Он открыл ящик стола, вынул толстый крафтовый конверт, протянул мне. Я засунул туда руку, нащупал маленькие пластиковые квадратики. Подцепил десяток и выудил на свет посмотреть.
Полароидные снимки. Пожилая пара в кабине кемпинг-кара на бретонском побережье. Водитель фуры, маленький, сухонький, как старое дерево, с поднятым большим пальцем за рулем своего десятитонника. Дюжий бородач в розовом поло на парковке зоны отдыха. Лысый губастый старик, весь в морщинах, брови вразлет, улыбается за рулем купе.
Кто это?
Люди, с которыми я знакомлюсь.
Которые тебя подсаживают?
Которые берут меня к себе в машину. Мы какое-то время общаемся.
Ты их всех фотографируешь?
Стараюсь. Иногда забываю. Или они останавливаются в опасном месте, я едва успеваю выскочить, они должны сразу стартовать. Но каждый раз, когда могу, прошу разрешения их сфотографировать.
И они не отказываются?
Случалось. Раза два-три, не больше.
Я стоял и рассматривал десятки лиц.
И много их у тебя?
Не знаю. Наверно, штук двести. Или триста. Я начал года два назад.

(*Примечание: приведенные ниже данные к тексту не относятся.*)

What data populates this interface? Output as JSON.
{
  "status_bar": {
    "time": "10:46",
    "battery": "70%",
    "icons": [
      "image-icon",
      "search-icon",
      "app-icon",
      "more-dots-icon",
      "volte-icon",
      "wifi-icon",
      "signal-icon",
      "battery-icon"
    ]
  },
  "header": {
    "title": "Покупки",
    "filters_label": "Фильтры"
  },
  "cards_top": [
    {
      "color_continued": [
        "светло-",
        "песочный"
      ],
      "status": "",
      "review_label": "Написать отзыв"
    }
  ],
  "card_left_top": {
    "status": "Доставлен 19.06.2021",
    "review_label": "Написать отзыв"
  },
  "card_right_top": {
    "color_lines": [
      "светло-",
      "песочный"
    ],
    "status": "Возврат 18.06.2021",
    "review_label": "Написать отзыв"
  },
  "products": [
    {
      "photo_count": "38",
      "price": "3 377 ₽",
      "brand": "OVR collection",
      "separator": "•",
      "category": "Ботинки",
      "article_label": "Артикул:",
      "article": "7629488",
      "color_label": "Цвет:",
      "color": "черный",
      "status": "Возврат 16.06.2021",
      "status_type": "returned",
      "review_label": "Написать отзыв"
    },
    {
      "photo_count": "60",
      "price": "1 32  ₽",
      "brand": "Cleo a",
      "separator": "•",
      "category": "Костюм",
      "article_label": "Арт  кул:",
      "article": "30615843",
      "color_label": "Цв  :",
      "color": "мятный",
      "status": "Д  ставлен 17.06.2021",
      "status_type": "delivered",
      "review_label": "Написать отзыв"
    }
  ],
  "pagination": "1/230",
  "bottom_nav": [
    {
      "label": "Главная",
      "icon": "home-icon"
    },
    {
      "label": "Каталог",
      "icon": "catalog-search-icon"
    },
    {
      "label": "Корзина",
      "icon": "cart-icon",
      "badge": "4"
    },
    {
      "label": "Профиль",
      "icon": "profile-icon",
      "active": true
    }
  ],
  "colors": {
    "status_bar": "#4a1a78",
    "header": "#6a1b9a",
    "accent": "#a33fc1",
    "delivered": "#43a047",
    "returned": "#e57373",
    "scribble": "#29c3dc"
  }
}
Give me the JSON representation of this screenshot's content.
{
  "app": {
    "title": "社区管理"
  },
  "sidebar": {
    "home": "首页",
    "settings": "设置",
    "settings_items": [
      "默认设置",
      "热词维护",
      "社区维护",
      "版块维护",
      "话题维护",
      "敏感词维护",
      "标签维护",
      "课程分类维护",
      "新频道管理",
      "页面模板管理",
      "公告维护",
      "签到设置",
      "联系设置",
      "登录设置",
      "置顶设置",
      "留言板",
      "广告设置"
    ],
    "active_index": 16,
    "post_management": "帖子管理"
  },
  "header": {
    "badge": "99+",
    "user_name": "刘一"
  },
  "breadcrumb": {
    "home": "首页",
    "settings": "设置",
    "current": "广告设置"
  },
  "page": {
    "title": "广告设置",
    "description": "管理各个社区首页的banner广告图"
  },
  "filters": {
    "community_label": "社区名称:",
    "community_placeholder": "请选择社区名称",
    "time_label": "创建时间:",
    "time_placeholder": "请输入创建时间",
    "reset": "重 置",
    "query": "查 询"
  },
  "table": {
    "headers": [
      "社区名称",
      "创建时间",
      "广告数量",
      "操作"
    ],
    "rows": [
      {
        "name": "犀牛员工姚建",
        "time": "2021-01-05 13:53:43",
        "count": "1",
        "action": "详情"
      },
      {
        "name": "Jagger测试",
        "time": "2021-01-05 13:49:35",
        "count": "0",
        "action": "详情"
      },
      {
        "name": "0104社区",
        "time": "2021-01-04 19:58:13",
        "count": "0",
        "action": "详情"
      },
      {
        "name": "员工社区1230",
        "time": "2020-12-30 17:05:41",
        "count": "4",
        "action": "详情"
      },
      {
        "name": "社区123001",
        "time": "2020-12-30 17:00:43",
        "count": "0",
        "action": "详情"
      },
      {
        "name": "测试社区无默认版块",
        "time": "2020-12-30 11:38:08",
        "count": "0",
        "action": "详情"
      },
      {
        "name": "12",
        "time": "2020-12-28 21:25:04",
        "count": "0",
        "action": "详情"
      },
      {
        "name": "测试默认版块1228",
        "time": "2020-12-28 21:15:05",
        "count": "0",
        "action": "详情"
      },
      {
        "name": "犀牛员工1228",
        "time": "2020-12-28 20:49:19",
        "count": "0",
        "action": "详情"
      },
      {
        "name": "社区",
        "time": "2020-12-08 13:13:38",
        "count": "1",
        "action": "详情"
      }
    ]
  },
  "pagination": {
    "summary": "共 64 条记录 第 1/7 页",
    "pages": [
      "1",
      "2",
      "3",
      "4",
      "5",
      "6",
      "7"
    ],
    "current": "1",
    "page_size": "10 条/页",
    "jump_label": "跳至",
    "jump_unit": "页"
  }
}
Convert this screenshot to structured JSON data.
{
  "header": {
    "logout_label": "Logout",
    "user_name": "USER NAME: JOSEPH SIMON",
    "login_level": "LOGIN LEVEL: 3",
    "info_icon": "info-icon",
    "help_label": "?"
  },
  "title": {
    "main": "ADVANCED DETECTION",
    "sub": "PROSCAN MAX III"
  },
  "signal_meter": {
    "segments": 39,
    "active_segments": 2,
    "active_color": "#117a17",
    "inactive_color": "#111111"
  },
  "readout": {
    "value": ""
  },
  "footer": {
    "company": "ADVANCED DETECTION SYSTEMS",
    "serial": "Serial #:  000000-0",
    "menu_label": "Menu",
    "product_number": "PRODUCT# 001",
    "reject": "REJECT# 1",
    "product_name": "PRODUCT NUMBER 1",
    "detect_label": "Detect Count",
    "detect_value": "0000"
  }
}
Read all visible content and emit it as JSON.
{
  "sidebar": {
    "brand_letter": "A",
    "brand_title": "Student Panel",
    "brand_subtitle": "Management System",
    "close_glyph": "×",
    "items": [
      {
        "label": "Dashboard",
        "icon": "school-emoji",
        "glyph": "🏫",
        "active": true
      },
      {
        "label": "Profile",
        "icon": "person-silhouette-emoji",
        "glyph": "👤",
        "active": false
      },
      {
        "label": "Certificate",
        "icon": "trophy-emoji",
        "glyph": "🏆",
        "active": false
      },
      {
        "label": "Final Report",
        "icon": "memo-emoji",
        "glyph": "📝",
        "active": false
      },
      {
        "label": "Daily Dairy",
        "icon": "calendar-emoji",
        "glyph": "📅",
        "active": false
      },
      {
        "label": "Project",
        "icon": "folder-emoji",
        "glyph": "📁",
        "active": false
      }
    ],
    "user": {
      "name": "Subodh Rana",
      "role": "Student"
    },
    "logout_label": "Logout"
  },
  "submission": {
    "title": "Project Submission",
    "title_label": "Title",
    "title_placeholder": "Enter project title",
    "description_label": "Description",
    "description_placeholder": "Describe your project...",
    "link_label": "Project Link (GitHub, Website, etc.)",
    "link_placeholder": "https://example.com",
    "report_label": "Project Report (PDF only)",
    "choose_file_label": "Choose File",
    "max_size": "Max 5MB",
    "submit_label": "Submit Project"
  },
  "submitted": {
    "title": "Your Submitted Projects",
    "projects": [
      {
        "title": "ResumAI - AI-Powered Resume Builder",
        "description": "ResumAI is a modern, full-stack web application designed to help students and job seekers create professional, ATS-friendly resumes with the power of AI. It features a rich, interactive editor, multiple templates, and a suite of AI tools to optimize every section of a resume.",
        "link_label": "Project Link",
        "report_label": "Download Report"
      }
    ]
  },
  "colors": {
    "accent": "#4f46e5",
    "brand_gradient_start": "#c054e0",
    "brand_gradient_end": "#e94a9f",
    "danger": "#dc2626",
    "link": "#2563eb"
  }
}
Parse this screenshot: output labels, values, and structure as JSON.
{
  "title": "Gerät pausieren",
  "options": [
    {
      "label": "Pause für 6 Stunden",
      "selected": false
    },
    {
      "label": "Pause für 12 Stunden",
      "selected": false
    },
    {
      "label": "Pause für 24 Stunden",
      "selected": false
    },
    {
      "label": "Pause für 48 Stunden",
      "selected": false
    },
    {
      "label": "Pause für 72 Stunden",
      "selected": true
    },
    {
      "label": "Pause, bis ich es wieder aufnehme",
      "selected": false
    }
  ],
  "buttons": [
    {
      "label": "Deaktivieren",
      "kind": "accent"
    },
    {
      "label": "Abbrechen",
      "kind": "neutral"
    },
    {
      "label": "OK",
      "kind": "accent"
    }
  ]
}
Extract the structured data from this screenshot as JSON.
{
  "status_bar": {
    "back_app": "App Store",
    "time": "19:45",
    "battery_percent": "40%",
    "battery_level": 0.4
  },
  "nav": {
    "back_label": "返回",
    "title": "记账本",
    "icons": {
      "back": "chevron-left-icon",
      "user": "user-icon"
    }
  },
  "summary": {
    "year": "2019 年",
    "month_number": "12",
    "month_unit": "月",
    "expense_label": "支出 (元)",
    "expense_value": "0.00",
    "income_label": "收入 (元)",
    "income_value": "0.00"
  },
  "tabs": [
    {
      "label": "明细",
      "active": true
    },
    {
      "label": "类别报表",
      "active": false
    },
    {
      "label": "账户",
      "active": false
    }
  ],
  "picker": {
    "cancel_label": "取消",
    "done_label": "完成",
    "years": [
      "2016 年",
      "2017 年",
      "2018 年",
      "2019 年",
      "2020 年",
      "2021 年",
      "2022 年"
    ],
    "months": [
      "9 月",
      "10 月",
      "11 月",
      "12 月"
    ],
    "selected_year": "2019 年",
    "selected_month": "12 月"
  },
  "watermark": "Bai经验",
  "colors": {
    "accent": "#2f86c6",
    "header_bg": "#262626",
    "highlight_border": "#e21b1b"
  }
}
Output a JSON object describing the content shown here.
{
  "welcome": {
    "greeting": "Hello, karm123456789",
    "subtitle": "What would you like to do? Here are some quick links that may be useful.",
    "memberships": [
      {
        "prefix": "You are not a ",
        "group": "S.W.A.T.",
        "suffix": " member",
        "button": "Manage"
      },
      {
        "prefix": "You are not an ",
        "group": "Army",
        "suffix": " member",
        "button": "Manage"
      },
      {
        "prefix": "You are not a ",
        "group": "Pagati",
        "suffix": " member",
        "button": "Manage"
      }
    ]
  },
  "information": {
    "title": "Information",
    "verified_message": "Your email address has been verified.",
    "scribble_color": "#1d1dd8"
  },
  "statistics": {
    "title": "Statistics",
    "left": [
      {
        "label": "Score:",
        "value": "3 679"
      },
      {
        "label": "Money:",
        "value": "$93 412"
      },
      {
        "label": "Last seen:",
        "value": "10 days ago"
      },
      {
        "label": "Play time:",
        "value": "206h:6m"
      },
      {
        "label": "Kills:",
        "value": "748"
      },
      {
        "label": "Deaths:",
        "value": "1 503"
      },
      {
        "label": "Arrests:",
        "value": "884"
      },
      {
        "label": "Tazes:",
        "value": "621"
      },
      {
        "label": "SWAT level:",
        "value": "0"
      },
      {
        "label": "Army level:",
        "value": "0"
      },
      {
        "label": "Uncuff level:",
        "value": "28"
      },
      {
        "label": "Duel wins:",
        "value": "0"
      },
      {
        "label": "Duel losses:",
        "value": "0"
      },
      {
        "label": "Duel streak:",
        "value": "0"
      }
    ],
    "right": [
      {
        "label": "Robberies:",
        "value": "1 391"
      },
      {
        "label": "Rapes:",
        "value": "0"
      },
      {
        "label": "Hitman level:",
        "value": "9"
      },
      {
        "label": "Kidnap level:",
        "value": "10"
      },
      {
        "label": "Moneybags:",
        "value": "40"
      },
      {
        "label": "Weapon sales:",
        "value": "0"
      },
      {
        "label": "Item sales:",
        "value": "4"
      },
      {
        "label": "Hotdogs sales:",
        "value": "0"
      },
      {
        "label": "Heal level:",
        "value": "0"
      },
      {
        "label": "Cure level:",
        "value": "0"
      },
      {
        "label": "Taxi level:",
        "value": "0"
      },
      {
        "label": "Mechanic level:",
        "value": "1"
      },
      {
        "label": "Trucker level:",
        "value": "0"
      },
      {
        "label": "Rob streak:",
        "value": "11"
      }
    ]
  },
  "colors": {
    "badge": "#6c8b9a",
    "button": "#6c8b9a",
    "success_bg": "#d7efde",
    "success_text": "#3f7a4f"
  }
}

Взгляд мой остановился на снимке, сделанном почти в самом центре Парижа, у метро “Шато-д’О”, рано утром, перекресток был еще пуст. Высокий человек с ухоженной бородой, в роговых очках и несколько чопорном костюме возле серого БМВ.
Этого я встретил около трех утра. Здесь, на фото, уже семь, он только что меня высадил. Трудно поверить, но этот тип оказался моим спасителем. Я был без шансов, застрял ночью на заправке между Анже и Ле-Маном. И ни одной машины, разве что изредка какая-нибудь компания заезжала заправиться и ехала гулять дальше. Ничего подходящего. Я уже почти смирился с тем, что придется там заночевать. И вдруг появился его автомобиль – тонированные стекла, безукоризненная серая краска. Серьезный начальник, вставший за несколько часов до рассвета, чтобы к утру быть в Париже на огромной стройке, где прорвало канализацию. На такого я бы ни сантима не поставил, а он мне тут же открыл дверцу. Не успел я сесть, как сразу уснул, настолько был измотан. Он мог бы обидеться, но нет. Когда я проснулся, мы проезжали Ле-Ман и весь остаток пути проболтали. В полседьмого были уже у Порт-де-Версаль, и поскольку у него еще оставалось время, он благородно подкинул меня на правый берег.
Мы вместе посмотрели другие снимки. Молодой парень с усталой улыбкой, тоже ночью, протягивает к объективу банку “Ред Булла”, как бы чокаясь, лицо озарено вспышкой, глаза красные. Мужчина за рулем белого пикапа, крупный подбородок, флисовая куртка труженика, привычного к холоду.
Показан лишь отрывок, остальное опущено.